The Wicked Witch is wicked because she too has fallen for the lack. She lacks the slippers. If she ever were to get them, she'd only seek for something else to fill the bottomless pit of transcendentalism. She is wicked only because she is mean in an innocent sense. Out in the open. She wears her costume and rides her broom stick. Showing off like a child. The Wizard of Oz, on the other hand, is most wicked actually. His hiding and deception has made an Emerald City that only appears to shine but is actually dark and empty since it is run by a coward. He sends Dorothy and her trio to their doom. He'd rather they die and with false hope than the Wicked Witch who is screaming that she will kill them directly. They don't know where the real danger lies. The real wickedness. Once revealed, the Wizard of Oz reveals the truth. He knows if he doesn't come clean, this pure force of innocence and positivity will destroy him because they destroyed the Wicked Witch who he relied on for his transcendental order.
The Wizard of Oz reveals that they actually lack nothing. That they are full of potential. That they can become rhizomes or as many things as they like. The Emerald City has lost its shine for them because they shine through activity. They are looking inside to satisfy their desires rather than looking outward for some magic ingredient to solve their problems.
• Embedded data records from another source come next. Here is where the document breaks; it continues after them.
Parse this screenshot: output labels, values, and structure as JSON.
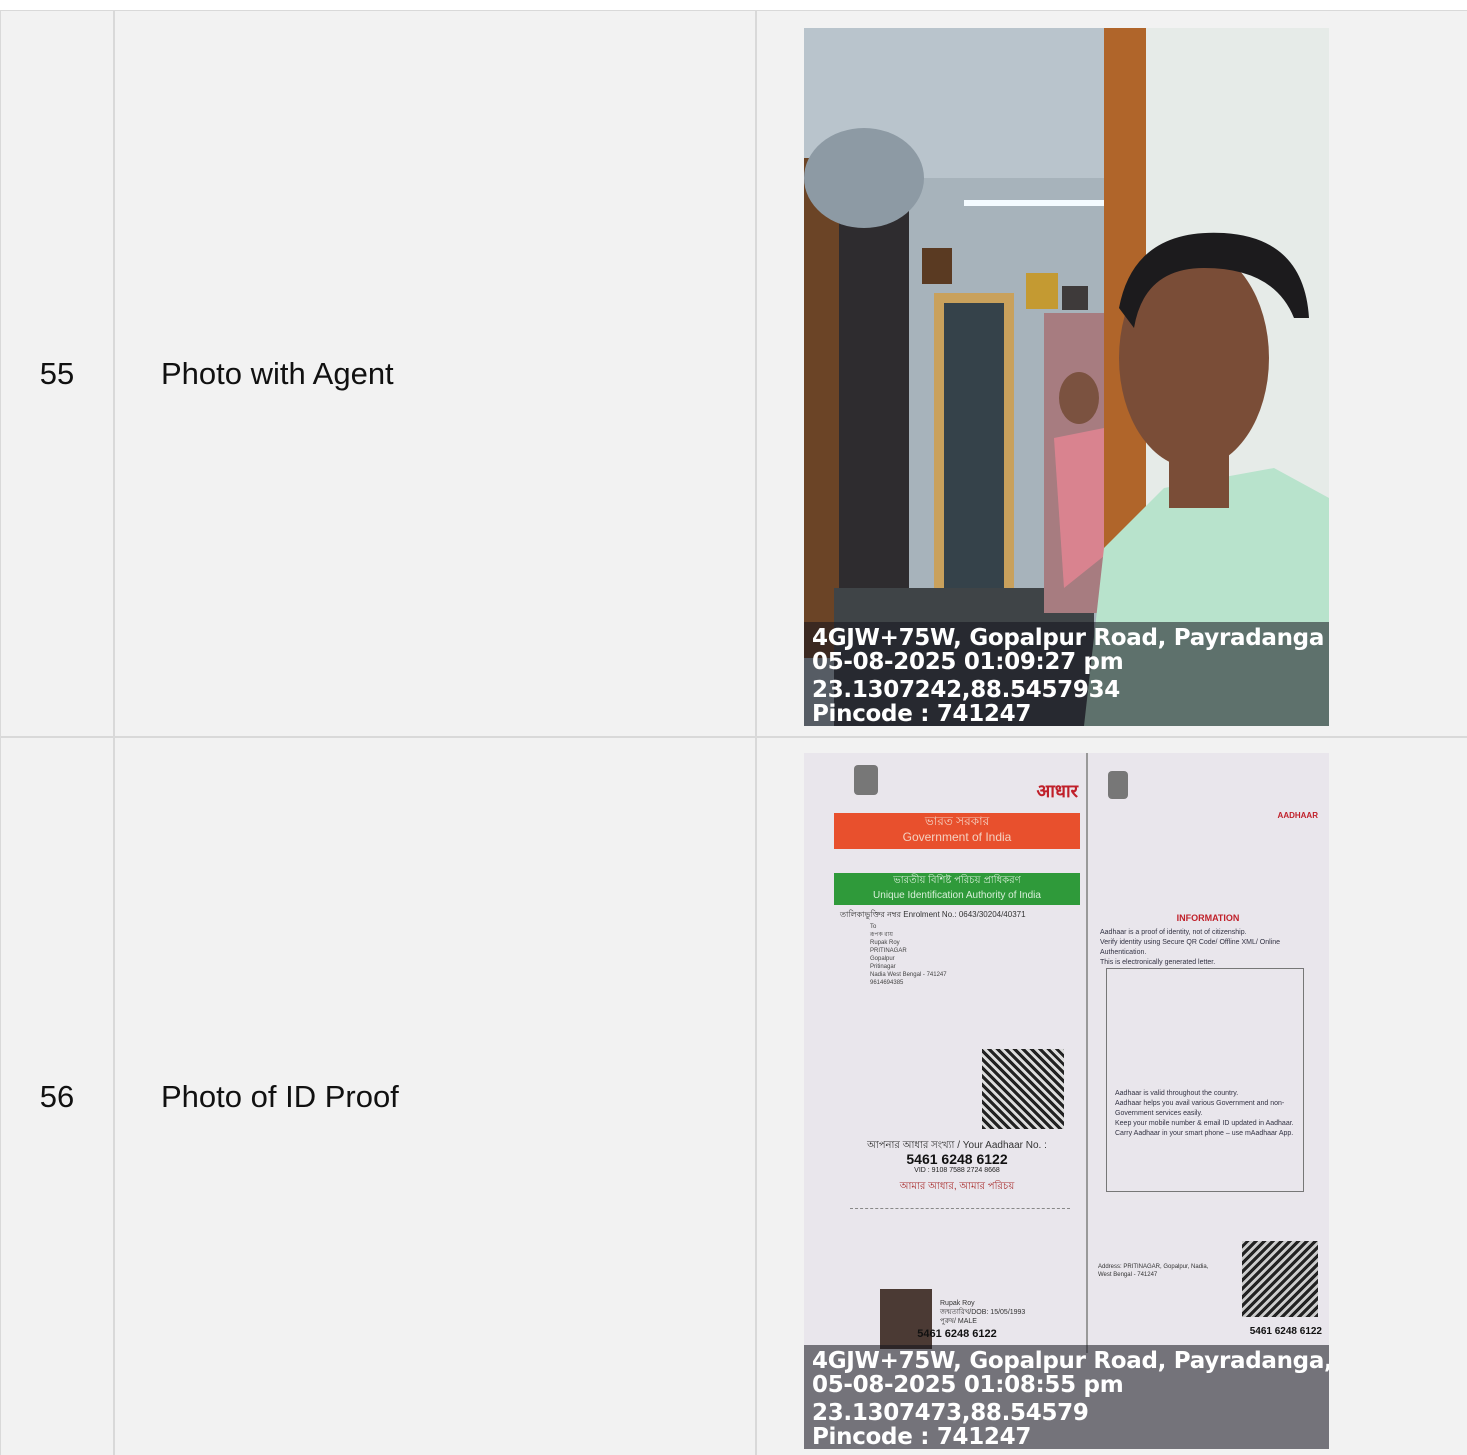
{
  "rows": [
    {
      "number": "55",
      "label": "Photo with Agent",
      "photo": {
        "subject": "selfie-in-doorway",
        "geotag": {
          "address": "4GJW+75W, Gopalpur Road, Payradanga",
          "datetime": "05-08-2025 01:09:27 pm",
          "coords": "23.1307242,88.5457934",
          "pincode": "Pincode : 741247"
        }
      }
    },
    {
      "number": "56",
      "label": "Photo of ID Proof",
      "photo": {
        "subject": "aadhaar-letter",
        "document": {
          "gov_bn": "ভারত সরকার",
          "gov_en": "Government of India",
          "uidai_bn": "ভারতীয় বিশিষ্ট পরিচয় প্রাধিকরণ",
          "uidai_en": "Unique Identification Authority of India",
          "enrolment": "তালিকাভুক্তির নম্বর Enrolment No.: 0643/30204/40371",
          "address_lines": [
            "To",
            "রূপক রায়",
            "Rupak Roy",
            "PRITINAGAR",
            "Gopalpur",
            "Pritinagar",
            "Nadia West Bengal - 741247",
            "9614694385"
          ],
          "your_aadhaar": "আপনার আধার সংখ্যা / Your Aadhaar No. :",
          "number": "5461 6248 6122",
          "vid": "VID : 9108 7588 2724 8668",
          "tagline": "আমার আধার, আমার পরিচয়",
          "info_title": "INFORMATION",
          "info_lines": [
            "Aadhaar is a proof of identity, not of citizenship.",
            "Verify identity using Secure QR Code/ Offline XML/ Online Authentication.",
            "This is electronically generated letter."
          ],
          "box_lines": [
            "Aadhaar is valid throughout the country.",
            "Aadhaar helps you avail various Government and non-Government services easily.",
            "Keep your mobile number & email ID updated in Aadhaar.",
            "Carry Aadhaar in your smart phone – use mAadhaar App."
          ],
          "card_name": "Rupak Roy",
          "card_dob": "জন্মতারিখ/DOB: 15/05/1993",
          "card_gender": "পুরুষ/ MALE",
          "card_number": "5461 6248 6122",
          "card_back_number": "5461 6248 6122",
          "card_back_address": "Address: PRITINAGAR, Gopalpur, Nadia, West Bengal - 741247",
          "aadhaar_logo": "आधार",
          "aadhaar_logo2": "AADHAAR"
        },
        "geotag": {
          "address": "4GJW+75W, Gopalpur Road, Payradanga,",
          "datetime": "05-08-2025 01:08:55 pm",
          "coords": "23.1307473,88.54579",
          "pincode": "Pincode : 741247"
        }
      }
    }
  ]
}
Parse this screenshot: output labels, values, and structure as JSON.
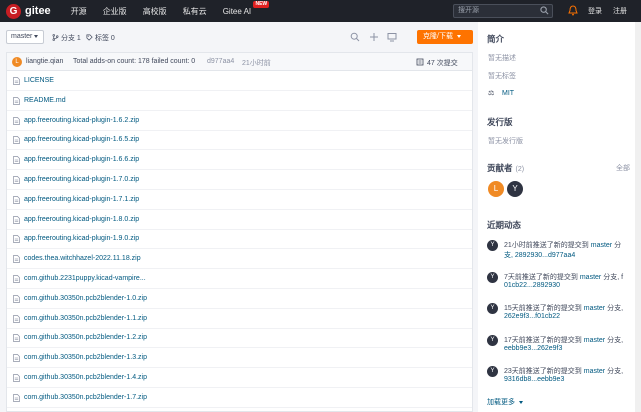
{
  "nav": {
    "logo_text": "gitee",
    "items": [
      "开源",
      "企业版",
      "高校版",
      "私有云",
      "Gitee AI"
    ],
    "new_badge": "NEW",
    "search_placeholder": "搜开源",
    "login": "登录",
    "register": "注册"
  },
  "toolbar": {
    "branch": "master",
    "branch_count": "分支 1",
    "tag_count": "标签 0",
    "clone_label": "克隆/下载"
  },
  "commit": {
    "avatar_letter": "L",
    "author": "liangtie.qian",
    "message": "Total adds-on count: 178 failed count: 0",
    "hash": "d977aa4",
    "time": "21小时前",
    "count": "47 次提交"
  },
  "files": [
    {
      "name": "LICENSE",
      "type": "file"
    },
    {
      "name": "README.md",
      "type": "file"
    },
    {
      "name": "app.freerouting.kicad-plugin-1.6.2.zip",
      "type": "file"
    },
    {
      "name": "app.freerouting.kicad-plugin-1.6.5.zip",
      "type": "file"
    },
    {
      "name": "app.freerouting.kicad-plugin-1.6.6.zip",
      "type": "file"
    },
    {
      "name": "app.freerouting.kicad-plugin-1.7.0.zip",
      "type": "file"
    },
    {
      "name": "app.freerouting.kicad-plugin-1.7.1.zip",
      "type": "file"
    },
    {
      "name": "app.freerouting.kicad-plugin-1.8.0.zip",
      "type": "file"
    },
    {
      "name": "app.freerouting.kicad-plugin-1.9.0.zip",
      "type": "file"
    },
    {
      "name": "codes.thea.witchhazel-2022.11.18.zip",
      "type": "file"
    },
    {
      "name": "com.github.2231puppy.kicad-vampire...",
      "type": "file"
    },
    {
      "name": "com.github.30350n.pcb2blender-1.0.zip",
      "type": "file"
    },
    {
      "name": "com.github.30350n.pcb2blender-1.1.zip",
      "type": "file"
    },
    {
      "name": "com.github.30350n.pcb2blender-1.2.zip",
      "type": "file"
    },
    {
      "name": "com.github.30350n.pcb2blender-1.3.zip",
      "type": "file"
    },
    {
      "name": "com.github.30350n.pcb2blender-1.4.zip",
      "type": "file"
    },
    {
      "name": "com.github.30350n.pcb2blender-1.7.zip",
      "type": "file"
    }
  ],
  "sidebar": {
    "intro_title": "简介",
    "no_desc": "暂无描述",
    "no_tags": "暂无标签",
    "license": "MIT",
    "release_title": "发行版",
    "no_release": "暂无发行版",
    "contrib_title": "贡献者",
    "contrib_count": "(2)",
    "all": "全部",
    "contributors": [
      {
        "letter": "L",
        "color": "#f08a24"
      },
      {
        "letter": "Y",
        "color": "#2f3442"
      }
    ],
    "activity_title": "近期动态",
    "activities": [
      {
        "l1a": "21小时前推送了新的提交到 ",
        "branch": "master",
        "l1b": " 分",
        "l2": "支, 2892930...d977aa4"
      },
      {
        "l1a": "7天前推送了新的提交到 ",
        "branch": "master",
        "l1b": " 分支, f",
        "l2": "01cb22...2892930"
      },
      {
        "l1a": "15天前推送了新的提交到 ",
        "branch": "master",
        "l1b": " 分支,",
        "l2": "262e9f3...f01cb22"
      },
      {
        "l1a": "17天前推送了新的提交到 ",
        "branch": "master",
        "l1b": " 分支,",
        "l2": "eebb9e3...262e9f3"
      },
      {
        "l1a": "23天前推送了新的提交到 ",
        "branch": "master",
        "l1b": " 分支,",
        "l2": "9316db8...eebb9e3"
      }
    ],
    "load_more": "加载更多"
  }
}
The film says that disaster comes whether you want it to or not and your response is everything. It will come like a tornado threatening your home or a mean old lady who wants to put your dog down. Do not let such defeat convince you of what you lack. Do not blame yourself. Do something about it. Be resourceful. Pull from your inexhaustible supply. Everybody has more power in them than they can imagine. What a positive message of rhizomatic activity! It's far better to be a playful nomad than a slave to a system of empty promise.
This review of The Wizard of Oz (1939) was written by Peter Pete P on 06 Oct 2018.
The Wizard of Oz has generally received very positive reviews.